Monday, October 29, 2007

Pumpkin Cookies

This may seem a little odd, but trust me these are very good, soft, squishable cookies that taste great.

Oven to 350, yield approximately 20 cookies.

2c flour
1c oats
1tsp baking soda
1tsp cinnamon
1/2 tsp salt

3/4c butter or shortening
1c white sugar
1c brown sugar

1 egg
1tsp vanilla
1c packed solid pumpkin
1c chocolate chips
1/2 cup finely chopped walnuts (or similar nuts)

Combine flour, oats, baking soda, cinnamon, and salt.
Cream butter, adding in sugars. Beat until light and fluffy. Add egg and vanilla and mix well.
Alternate additions of dry ingredients and pumpkin mixing well each time. Stir in chips or nuts (or both or none). Dough should be very sticky.
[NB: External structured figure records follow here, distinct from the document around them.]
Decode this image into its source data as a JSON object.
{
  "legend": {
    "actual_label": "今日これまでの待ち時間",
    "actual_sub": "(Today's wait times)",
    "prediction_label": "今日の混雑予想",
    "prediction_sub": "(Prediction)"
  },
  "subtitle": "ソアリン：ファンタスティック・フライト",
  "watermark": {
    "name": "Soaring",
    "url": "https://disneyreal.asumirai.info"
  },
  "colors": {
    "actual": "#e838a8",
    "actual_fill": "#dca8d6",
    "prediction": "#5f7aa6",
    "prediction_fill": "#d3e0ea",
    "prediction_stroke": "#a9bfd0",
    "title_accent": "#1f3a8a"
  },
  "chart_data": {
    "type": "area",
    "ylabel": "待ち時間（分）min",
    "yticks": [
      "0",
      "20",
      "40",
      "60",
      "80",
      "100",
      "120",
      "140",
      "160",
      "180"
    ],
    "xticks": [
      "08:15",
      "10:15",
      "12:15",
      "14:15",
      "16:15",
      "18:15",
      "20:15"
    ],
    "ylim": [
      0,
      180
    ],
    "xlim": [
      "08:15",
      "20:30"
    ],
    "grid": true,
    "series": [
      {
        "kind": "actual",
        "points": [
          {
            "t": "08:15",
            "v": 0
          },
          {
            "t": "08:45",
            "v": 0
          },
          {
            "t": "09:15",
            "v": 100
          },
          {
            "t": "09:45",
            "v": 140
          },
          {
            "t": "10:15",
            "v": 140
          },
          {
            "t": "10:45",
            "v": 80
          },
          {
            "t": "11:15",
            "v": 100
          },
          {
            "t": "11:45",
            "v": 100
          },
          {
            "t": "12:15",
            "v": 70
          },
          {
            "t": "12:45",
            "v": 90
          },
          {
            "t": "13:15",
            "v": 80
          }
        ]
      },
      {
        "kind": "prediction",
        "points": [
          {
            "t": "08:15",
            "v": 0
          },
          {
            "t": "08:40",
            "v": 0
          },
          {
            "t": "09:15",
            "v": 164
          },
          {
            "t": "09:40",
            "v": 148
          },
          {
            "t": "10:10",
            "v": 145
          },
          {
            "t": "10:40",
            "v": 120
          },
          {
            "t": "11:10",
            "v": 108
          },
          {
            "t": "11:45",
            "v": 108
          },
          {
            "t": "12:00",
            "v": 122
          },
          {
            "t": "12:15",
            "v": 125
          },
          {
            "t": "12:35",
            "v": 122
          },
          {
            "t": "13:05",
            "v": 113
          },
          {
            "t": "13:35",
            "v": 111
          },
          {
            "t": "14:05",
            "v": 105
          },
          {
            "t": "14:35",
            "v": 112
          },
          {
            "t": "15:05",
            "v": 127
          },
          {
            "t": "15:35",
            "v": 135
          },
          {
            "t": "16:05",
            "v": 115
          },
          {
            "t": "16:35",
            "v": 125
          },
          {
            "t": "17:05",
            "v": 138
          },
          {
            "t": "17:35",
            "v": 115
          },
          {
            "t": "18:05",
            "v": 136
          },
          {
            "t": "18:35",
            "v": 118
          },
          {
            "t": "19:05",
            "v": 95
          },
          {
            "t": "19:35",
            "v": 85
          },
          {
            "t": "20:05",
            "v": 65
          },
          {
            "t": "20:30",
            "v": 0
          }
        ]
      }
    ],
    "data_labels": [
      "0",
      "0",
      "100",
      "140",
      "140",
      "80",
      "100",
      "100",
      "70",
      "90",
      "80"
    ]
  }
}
Each cookie should be about 1/4 cup of batter placed (non flattened) on lightly greased cookie sheet.
Bake 15-25 minutes or until lightly brown and firm.
Cool on racks.

Wednesday, October 24, 2007

Cheese Ball

Taken from my mother's original post.

1# grated cheddar, preferably sharp
1# cream cheese
1 envelope Hidden Valley Ranch dry dressing mix

Blend thoroughly.
Shape into 1 large or 2 small balls.
Roll in ground pecans.

Serve with crackers or vegetable slices.


This recipe was given to me by Maria- it's the one used by her Italian grandmother.

2 1/2 cups white flour
2 teaspoons baking powder
1/4 teaspoon salt

1/4 cup butter
1 cup sugar
3 eggs
1 tablespoon almond extract

Preheat oven to 350.
Grease and flour a cookie sheet.

Beat together the butter and sugar- add eggs and almond extract, beat thoroughly.

Add dry ingredients- beat until blended.

Spread on the cookie sheet in 2 ovals approximately 5"x11"

Bake for 20 minutes- until they are slightly golden brown.

Cut into 1" thick slices, and bake again- about 15 minutes.

The almond extract can be replaced with anise.
The biscotti can be dipped in melted bittersweet or milk chocolate before being allowed to cool.

Carrot Soup

Copied from Erin's original recipe.

1 large onion, chopped
1 tablespoon butter
1 tablespoon olive oil
3-5 cloves of garlic, pressed
2 pounds of carrots, peeled and chopped
1 potato, peeled and chopped
4 cups chicken stock
1/4 cup fresh dill, chopped
1 teaspoon salt
1/4 teaspoon pepper
1/2 cup cream

Saute onion in oil and butter until tender.

Add garlic, carrots, and potato, and cook for an additional 15-20 minutes, or until some of the pieces begin to brown.

Add chicken stock and bring to a boil. reduce heat and simmer for 30-40 minutes.

Remove from heat and puree.

Stir in dill, salt, pepper, and cream. Warm soup before serving.

Makes approximately 2 quarts of soup.


3 cups water
2 cups sugar

2 cups of strong black tea
1 can of frozen orange juice, diluted to make 3 cups of liquid
1 cup of lemon juice
1 quart apple cider (the kind you get in the produce section)
1 teaspoon whole cloves
1 stick cinnamon

Make a syrup of the sugar and water.

Add remaining ingredients and heat on low (do not boil) for 20-60 minutes.

Tuesday, October 23, 2007

Rachel's Potato Soup

1 large onion, chopped
2-3 stalks of celery, chopped

Saute in a bit of olive oil until soft, then add 3-5 cloves of garlic, pressed.

then add:
5-7 large potatoes, peeled & chopped
2 cups of water
3 teaspoons clam-flavored Better Than Bouillon

Cook on medium-low heat until the potatoes are cooked, stirring occasionally.

When potatoes are soft, add 3-4 cups of milk.

In a small bowl, whisk 1/2 cup of white flour with 1 cup milk. Add to the soup and stir well.

Add parsley and pepper to taste.
Add 2 tablespoons of butter, and stir until melted.

If desired, add 3-4 cans of clams.

Makes approximately 5 quarts of soup.